BAGHDAD (AP) — When Islamic State militants retreated from the embattled town of Jurf al-Sakher last week, the Iraqi military was quick to flaunt a rare victory against the extremist group, with state television showing tanks and Humvees parading through the town and soldiers touring government buildings that had been occupied by the militants since August.
However, photos soon emerged on independent Iraqi news websites revealing a more discreet presence – the powerful Iranian general Ghasem Soleimani – whose name has become synonymous with the handful of victories attributed to Iraqi ground forces. Local commanders said Lebanon’s powerful Shiite Hezbollah group was also on the front lines.
Shiite militias have played a key role in driving the Islamic State group out of the so-called Baghdad Belt of Sunni villages ringing the capital. But the sectarian militias have long been implicated in brutality against the country’s Sunnis, and while they have benefited from U.S.-led airstrikes, their advance could undermine efforts to knit the troubled country together.
Militia commanders told The Associated Press that dozens of advisers from the Iranian Revolutionary Guard and the Lebanese Hezbollah were on the front lines in Jurf al-Sakher, providing weapons training to some 7,000 troops and militia fighters, and coordinating with military commanders ahead of the operation.
One commander, who agreed only to be identified by his nickname, Abu Zeinab, said Soleimani began planning the Jurf al-Sakher operation three months ago. The cleared town, 50 kilometers (30 miles) south of the capital, lies on a road often used by Shite pilgrims, who will be heading in droves to the holy city of Karbala this week to commemorate the death of the Prophet Muhammad’s grandson, Imam Hussein, in a 7th century battle that marked the beginning of the Sunni-Shiite divide.
Iraqi military officials declined to discuss Soleimani’s presence in Jurf al-Sakher, or in previous victories where he is known to have played a commanding role, including in the besieged town of Amirli in August and in the Shiite holy city of Samarra in June.

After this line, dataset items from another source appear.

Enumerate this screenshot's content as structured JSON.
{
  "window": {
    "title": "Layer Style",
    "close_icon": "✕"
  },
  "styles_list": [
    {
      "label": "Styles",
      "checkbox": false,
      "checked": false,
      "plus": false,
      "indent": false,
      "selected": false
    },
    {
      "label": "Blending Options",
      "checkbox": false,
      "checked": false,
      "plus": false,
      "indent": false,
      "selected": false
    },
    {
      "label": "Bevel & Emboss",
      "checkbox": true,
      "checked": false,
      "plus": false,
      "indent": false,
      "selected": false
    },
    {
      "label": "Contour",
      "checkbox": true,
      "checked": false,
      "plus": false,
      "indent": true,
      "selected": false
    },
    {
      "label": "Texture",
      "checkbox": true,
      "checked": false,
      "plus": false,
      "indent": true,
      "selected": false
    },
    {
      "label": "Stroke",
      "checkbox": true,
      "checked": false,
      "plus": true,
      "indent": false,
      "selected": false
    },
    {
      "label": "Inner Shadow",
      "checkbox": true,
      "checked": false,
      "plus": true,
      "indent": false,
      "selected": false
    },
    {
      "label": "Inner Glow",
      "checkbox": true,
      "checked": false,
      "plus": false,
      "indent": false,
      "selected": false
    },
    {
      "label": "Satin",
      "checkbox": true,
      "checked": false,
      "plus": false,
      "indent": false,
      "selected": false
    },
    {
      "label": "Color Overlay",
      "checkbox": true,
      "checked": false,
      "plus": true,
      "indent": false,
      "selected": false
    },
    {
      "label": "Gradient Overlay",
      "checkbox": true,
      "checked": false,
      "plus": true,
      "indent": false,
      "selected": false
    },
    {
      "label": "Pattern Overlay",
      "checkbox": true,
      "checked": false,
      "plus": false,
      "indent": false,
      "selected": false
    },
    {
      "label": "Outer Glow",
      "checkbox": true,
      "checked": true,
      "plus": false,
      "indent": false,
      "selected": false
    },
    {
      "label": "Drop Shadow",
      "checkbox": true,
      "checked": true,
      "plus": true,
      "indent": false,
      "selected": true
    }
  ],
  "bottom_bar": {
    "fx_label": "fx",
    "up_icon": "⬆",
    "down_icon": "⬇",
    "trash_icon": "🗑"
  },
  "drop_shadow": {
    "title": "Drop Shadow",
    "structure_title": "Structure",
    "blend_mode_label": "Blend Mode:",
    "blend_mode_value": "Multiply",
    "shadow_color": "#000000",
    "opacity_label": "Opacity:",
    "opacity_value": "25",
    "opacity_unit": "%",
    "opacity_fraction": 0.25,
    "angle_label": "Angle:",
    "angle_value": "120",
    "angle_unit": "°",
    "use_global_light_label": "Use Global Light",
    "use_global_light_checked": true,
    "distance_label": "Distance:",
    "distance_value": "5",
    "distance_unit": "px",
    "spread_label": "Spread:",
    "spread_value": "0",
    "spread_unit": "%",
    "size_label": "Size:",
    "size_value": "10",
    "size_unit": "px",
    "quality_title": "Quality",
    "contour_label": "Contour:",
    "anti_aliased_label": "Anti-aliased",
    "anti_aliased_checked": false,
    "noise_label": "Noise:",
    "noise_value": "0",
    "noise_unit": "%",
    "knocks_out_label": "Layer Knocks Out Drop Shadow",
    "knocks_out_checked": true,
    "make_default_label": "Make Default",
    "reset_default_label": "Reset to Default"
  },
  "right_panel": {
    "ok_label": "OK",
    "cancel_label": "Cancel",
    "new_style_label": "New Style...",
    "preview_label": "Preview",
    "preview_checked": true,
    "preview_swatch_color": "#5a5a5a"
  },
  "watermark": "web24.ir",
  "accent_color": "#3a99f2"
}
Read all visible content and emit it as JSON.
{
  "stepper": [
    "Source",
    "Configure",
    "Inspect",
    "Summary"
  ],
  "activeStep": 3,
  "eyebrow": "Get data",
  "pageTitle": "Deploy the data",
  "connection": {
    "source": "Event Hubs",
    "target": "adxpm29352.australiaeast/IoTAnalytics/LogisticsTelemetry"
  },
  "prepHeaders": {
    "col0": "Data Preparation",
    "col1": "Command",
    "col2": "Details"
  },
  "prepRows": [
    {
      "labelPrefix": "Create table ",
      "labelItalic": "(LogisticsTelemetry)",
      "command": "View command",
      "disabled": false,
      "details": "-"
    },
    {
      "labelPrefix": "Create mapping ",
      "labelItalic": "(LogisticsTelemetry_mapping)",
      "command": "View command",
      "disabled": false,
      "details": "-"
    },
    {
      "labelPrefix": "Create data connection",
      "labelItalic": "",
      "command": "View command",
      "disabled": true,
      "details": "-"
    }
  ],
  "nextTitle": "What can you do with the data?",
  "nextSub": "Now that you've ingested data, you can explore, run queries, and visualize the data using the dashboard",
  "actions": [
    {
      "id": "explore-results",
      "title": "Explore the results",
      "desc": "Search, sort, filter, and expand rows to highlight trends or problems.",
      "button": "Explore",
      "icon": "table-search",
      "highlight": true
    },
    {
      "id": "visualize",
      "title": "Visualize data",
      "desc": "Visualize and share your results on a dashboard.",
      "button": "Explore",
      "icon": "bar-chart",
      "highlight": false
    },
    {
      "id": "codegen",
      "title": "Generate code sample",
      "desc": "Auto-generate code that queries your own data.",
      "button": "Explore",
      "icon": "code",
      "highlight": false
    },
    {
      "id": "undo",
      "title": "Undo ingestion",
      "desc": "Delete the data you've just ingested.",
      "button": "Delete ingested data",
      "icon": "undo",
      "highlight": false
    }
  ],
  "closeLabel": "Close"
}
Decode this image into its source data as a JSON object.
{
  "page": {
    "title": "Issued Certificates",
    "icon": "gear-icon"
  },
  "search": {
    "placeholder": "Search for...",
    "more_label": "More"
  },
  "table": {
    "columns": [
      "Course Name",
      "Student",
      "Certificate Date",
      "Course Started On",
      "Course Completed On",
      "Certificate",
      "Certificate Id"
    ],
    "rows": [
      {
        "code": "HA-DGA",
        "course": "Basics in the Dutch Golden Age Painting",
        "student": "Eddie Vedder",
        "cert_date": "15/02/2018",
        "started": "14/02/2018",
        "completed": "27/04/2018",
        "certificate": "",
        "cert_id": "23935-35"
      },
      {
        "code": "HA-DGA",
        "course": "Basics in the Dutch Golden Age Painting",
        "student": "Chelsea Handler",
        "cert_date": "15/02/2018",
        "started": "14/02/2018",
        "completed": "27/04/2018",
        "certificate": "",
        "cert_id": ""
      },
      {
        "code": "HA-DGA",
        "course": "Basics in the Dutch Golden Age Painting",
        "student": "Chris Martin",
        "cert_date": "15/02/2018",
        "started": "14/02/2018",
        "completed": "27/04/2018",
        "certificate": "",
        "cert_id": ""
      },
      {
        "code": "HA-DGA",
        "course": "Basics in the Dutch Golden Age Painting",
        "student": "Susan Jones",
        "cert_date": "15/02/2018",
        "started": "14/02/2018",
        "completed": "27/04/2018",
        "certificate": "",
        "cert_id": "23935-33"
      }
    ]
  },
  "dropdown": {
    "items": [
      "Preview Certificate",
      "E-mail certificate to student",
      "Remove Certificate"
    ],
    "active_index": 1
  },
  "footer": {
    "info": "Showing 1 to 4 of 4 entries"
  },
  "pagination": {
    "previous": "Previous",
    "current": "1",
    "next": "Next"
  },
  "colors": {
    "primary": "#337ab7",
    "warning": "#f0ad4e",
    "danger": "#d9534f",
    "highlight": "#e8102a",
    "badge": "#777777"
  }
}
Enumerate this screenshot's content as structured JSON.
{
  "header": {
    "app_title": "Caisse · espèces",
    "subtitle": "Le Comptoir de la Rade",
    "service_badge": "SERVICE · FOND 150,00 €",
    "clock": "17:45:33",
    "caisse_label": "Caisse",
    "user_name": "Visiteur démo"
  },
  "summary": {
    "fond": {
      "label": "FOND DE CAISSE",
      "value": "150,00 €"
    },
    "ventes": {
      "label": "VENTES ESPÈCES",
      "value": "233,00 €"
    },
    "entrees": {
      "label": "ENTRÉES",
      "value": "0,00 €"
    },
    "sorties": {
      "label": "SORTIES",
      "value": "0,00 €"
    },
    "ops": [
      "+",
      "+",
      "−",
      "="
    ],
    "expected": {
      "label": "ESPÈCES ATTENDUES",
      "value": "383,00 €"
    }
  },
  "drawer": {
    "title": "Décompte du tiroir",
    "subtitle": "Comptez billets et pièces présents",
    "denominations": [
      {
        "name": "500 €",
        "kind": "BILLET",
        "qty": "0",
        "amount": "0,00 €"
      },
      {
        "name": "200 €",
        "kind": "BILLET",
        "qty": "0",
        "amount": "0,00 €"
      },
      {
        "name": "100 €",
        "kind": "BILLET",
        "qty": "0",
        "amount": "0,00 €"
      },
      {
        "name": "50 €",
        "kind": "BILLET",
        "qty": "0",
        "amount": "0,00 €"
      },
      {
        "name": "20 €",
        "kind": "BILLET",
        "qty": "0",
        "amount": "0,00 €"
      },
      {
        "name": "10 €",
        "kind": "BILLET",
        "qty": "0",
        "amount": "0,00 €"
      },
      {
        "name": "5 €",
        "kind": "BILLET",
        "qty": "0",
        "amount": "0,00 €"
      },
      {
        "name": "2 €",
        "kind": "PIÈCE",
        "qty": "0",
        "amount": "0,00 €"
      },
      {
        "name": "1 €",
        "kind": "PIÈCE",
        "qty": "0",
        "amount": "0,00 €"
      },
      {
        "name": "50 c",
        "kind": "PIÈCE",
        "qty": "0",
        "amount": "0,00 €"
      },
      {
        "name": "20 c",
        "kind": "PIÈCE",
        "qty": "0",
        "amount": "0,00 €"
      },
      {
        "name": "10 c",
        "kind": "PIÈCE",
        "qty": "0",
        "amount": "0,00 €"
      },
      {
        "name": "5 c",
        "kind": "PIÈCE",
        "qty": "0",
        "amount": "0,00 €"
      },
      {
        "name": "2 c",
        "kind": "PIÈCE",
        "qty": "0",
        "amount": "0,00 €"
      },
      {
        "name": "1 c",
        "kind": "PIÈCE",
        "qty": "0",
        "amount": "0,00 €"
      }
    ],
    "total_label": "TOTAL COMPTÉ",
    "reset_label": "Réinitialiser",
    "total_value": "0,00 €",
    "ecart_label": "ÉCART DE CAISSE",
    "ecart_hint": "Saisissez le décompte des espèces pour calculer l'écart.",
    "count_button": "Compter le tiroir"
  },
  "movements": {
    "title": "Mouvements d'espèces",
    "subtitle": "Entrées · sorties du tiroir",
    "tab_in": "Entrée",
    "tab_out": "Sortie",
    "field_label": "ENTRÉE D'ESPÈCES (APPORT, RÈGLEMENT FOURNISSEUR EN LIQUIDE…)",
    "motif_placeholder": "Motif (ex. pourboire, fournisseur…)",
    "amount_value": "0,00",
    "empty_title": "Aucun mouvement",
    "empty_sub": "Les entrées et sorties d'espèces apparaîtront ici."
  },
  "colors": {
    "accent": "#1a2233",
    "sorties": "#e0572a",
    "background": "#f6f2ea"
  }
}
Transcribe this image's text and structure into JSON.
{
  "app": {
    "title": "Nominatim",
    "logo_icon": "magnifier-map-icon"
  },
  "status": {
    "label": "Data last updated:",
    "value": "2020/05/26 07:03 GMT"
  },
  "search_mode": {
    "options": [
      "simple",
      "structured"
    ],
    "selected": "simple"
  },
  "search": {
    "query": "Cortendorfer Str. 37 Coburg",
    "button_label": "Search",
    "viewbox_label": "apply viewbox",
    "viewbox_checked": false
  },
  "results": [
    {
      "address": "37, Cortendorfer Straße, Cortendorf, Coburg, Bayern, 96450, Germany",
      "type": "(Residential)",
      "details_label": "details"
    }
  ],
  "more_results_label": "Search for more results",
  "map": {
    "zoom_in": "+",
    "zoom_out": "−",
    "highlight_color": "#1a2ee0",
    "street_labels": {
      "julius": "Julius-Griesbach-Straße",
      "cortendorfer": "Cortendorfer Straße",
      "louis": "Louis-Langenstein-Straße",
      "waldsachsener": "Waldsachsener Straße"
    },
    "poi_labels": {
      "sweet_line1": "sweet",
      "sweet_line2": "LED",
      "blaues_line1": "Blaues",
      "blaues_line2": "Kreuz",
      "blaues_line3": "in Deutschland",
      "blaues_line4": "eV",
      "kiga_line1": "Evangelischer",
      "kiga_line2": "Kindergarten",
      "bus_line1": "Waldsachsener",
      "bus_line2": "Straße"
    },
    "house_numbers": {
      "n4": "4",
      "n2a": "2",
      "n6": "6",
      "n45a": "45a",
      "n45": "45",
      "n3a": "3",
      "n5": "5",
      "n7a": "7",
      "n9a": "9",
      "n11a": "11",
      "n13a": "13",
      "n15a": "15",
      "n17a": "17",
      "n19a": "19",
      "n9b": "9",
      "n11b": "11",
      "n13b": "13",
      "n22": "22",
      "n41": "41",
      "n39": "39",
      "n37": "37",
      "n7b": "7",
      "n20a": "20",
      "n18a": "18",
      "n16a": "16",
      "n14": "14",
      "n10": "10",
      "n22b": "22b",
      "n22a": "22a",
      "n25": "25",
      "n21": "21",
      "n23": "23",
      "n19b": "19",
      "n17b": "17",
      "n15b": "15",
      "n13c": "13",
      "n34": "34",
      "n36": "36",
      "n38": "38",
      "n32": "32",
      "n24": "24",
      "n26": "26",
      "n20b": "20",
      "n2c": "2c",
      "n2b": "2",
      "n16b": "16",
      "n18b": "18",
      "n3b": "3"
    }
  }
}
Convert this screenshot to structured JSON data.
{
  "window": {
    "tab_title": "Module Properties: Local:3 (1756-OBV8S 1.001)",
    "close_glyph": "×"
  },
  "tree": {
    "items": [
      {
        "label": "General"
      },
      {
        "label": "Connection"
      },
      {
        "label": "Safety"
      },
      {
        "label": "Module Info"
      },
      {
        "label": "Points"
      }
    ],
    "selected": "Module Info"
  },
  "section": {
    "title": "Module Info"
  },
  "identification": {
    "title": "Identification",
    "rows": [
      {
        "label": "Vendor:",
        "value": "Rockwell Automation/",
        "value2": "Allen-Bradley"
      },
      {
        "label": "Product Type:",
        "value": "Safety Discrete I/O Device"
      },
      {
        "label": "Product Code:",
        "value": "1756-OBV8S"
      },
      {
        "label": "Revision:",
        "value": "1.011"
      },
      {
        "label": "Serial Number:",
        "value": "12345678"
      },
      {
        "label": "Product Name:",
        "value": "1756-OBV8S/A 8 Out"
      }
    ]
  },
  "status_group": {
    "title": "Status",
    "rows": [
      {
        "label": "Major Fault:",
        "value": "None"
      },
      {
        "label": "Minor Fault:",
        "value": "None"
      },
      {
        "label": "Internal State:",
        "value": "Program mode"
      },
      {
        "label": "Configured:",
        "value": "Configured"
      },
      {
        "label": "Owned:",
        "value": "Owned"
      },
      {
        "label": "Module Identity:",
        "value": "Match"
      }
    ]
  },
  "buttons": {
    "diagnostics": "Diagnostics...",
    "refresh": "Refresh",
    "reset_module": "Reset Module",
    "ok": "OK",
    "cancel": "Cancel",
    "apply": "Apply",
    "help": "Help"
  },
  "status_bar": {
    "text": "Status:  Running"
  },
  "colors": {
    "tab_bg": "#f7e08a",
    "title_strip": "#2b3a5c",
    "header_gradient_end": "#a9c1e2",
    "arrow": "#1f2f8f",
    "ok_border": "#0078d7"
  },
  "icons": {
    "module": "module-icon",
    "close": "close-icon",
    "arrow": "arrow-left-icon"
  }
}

“It is true that Iraq needs any kind of help in the current situation, but this help should be public and part of the international efforts,” Sunni lawmaker Hamid al-Mutlaq told the AP. “This undeclared Iranian help harms national reconciliation and the sovereignty of Iraq.”
In June, Revolutionary Guard advisers under Soleimani provided guidance for Shiite militiamen in shelling Sunni insurgent positions around Samarra, a Sunni-majority city north of Baghdad that is home to a revered Shiite shrine, local commanders said. Soleimani was also seen as playing a key role in relieving the Islamic State siege of the Shiite Turkmen town of Amirli. And a top Revolutionary Guard general said in September that Soleimani had even helped Kurdish fighters defend their regional capital Irbil.